But there is another application of NLP reframing, and it is a constructive one. It is a method for lowering the intensity of bad emotional experiences related to PTSD. I read about one visualisation exercise of trying to imagine the traumatic event, take a snapshot in one's mind, and then try to change the colours to black and white, make it blurry, add an old fashioned frame around, and imagine it hanging in a gallery where people briefly look at it and walk by. This sounded pretty silly, but actually worked for me for one unpleasant memory. Unfortunately it tends to work better when applied to PTSD traumas (one single traumatic event), while CPTSD (a prolonged and hopeless situation of being abused and brainwashed) is a tougher one.
Now back to the topic of this post. I was looking at the snow outside today and suddenly it felt like it's November and as if another winter was starting. I got all the cosy feelings of being inside in the warm, and suddenly all the recent bad memories felt so distant, so irrelevant. And then I thought - wow, this is why the seasons of the year play such a big role in getting over something. It's a natural NLP reframing. In fact, it is the other way round, the NLP reframing technique have been modelled on basis of what humans have been experiencing in the nature. That means that snow in April is my ally.

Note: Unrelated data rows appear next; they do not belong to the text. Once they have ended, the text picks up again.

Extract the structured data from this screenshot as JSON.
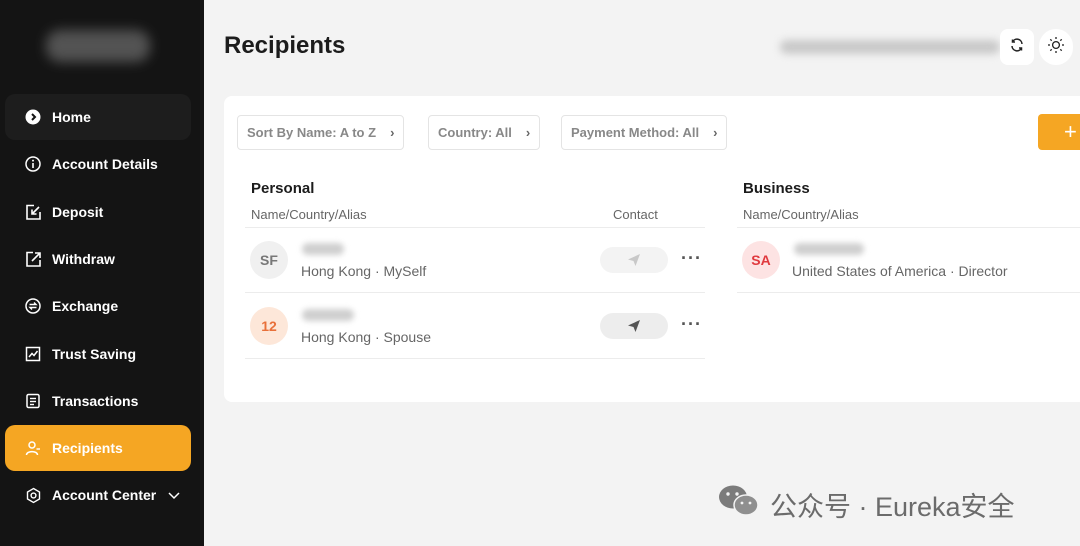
{
  "sidebar": {
    "items": [
      {
        "label": "Home",
        "icon": "home-icon"
      },
      {
        "label": "Account Details",
        "icon": "info-icon"
      },
      {
        "label": "Deposit",
        "icon": "deposit-icon"
      },
      {
        "label": "Withdraw",
        "icon": "withdraw-icon"
      },
      {
        "label": "Exchange",
        "icon": "exchange-icon"
      },
      {
        "label": "Trust Saving",
        "icon": "trust-saving-icon"
      },
      {
        "label": "Transactions",
        "icon": "transactions-icon"
      },
      {
        "label": "Recipients",
        "icon": "recipients-icon",
        "active": true
      },
      {
        "label": "Account Center",
        "icon": "account-center-icon"
      }
    ]
  },
  "page": {
    "title": "Recipients"
  },
  "filters": {
    "sort": "Sort By Name: A to Z",
    "country": "Country: All",
    "payment": "Payment Method: All",
    "add": "+"
  },
  "personal": {
    "title": "Personal",
    "col_name": "Name/Country/Alias",
    "col_contact": "Contact",
    "rows": [
      {
        "initials": "SF",
        "detail": "Hong Kong · MySelf"
      },
      {
        "initials": "12",
        "detail": "Hong Kong · Spouse"
      }
    ]
  },
  "business": {
    "title": "Business",
    "col_name": "Name/Country/Alias",
    "rows": [
      {
        "initials": "SA",
        "detail": "United States of America · Director"
      }
    ]
  },
  "watermark": {
    "text": "公众号 · Eureka安全"
  },
  "colors": {
    "accent": "#f5a623",
    "sidebar": "#141414"
  }
}
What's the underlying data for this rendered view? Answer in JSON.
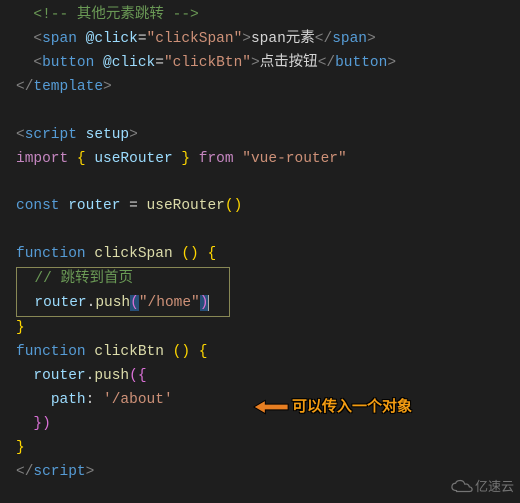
{
  "code": {
    "l1_comment": "<!-- 其他元素跳转 -->",
    "l2_tag": "span",
    "l2_event": "@click",
    "l2_handler": "clickSpan",
    "l2_text": "span元素",
    "l3_tag": "button",
    "l3_event": "@click",
    "l3_handler": "clickBtn",
    "l3_text": "点击按钮",
    "l4_tag": "template",
    "l6_tag": "script",
    "l6_attr": "setup",
    "l7_import": "import",
    "l7_item": "useRouter",
    "l7_from": "from",
    "l7_module": "\"vue-router\"",
    "l9_const": "const",
    "l9_var": "router",
    "l9_fn": "useRouter",
    "l11_kw": "function",
    "l11_name": "clickSpan",
    "l12_comment": "// 跳转到首页",
    "l13_obj": "router",
    "l13_method": "push",
    "l13_arg": "\"/home\"",
    "l15_kw": "function",
    "l15_name": "clickBtn",
    "l16_obj": "router",
    "l16_method": "push",
    "l17_key": "path",
    "l17_val": "'/about'",
    "l20_tag": "script"
  },
  "annotation": "可以传入一个对象",
  "watermark": "亿速云"
}
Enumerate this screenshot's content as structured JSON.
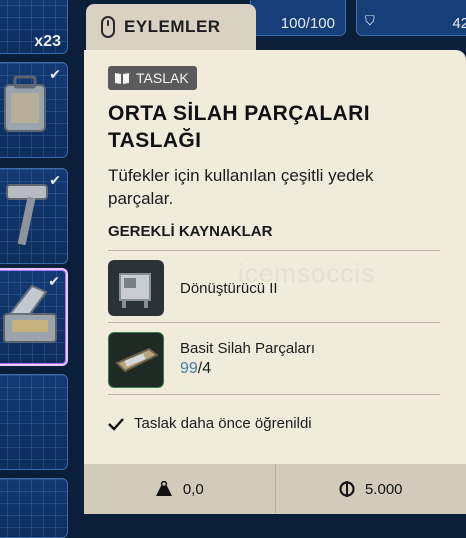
{
  "inventory": {
    "slot1_count": "x23",
    "top_counter": "100/100",
    "top_right_value": "42"
  },
  "actions_tab": {
    "label": "EYLEMLER"
  },
  "tooltip": {
    "badge": "TASLAK",
    "title_line1": "ORTA SİLAH PARÇALARI",
    "title_line2": "TASLAĞI",
    "description_line1": "Tüfekler için kullanılan çeşitli yedek",
    "description_line2": "parçalar.",
    "requirements_heading": "GEREKLİ KAYNAKLAR",
    "resources": [
      {
        "name": "Dönüştürücü II",
        "icon": "converter-machine-icon"
      },
      {
        "name": "Basit Silah Parçaları",
        "have": "99",
        "need": "/4",
        "icon": "weapon-parts-box-icon"
      }
    ],
    "learned_text": "Taslak daha önce öğrenildi",
    "footer": {
      "weight": "0,0",
      "price": "5.000"
    },
    "watermark": "icemsoccis"
  },
  "colors": {
    "panel_bg": "#f1ebdc",
    "footer_bg": "#d2cbbc",
    "have_qty": "#3f7fa6",
    "inventory_bg": "#0b1f3a"
  }
}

And second topic - I think I just discovered an easy NLP technique for lowering the intensity of bad emotions that are connected to hearing happy Christmas songs that talk about love and family - just listen to them in the summer! It is amazing how those songs have almost no usual effect when listened to outside of the Christmas context. I want to try it again on a hot weather, and I would guess that if I listened to all of the "Last Christmas" and "All I want for Christmas" in August for a thousand of times, then hearing those songs in winter would only bring memories of hot summer days instead of the pain of disappointments and rejection. So far it has been a vicious cycle as the more I hear those around Christmas time the more I reinforce the negative connotations. That seems to be a way to break out of this cycle.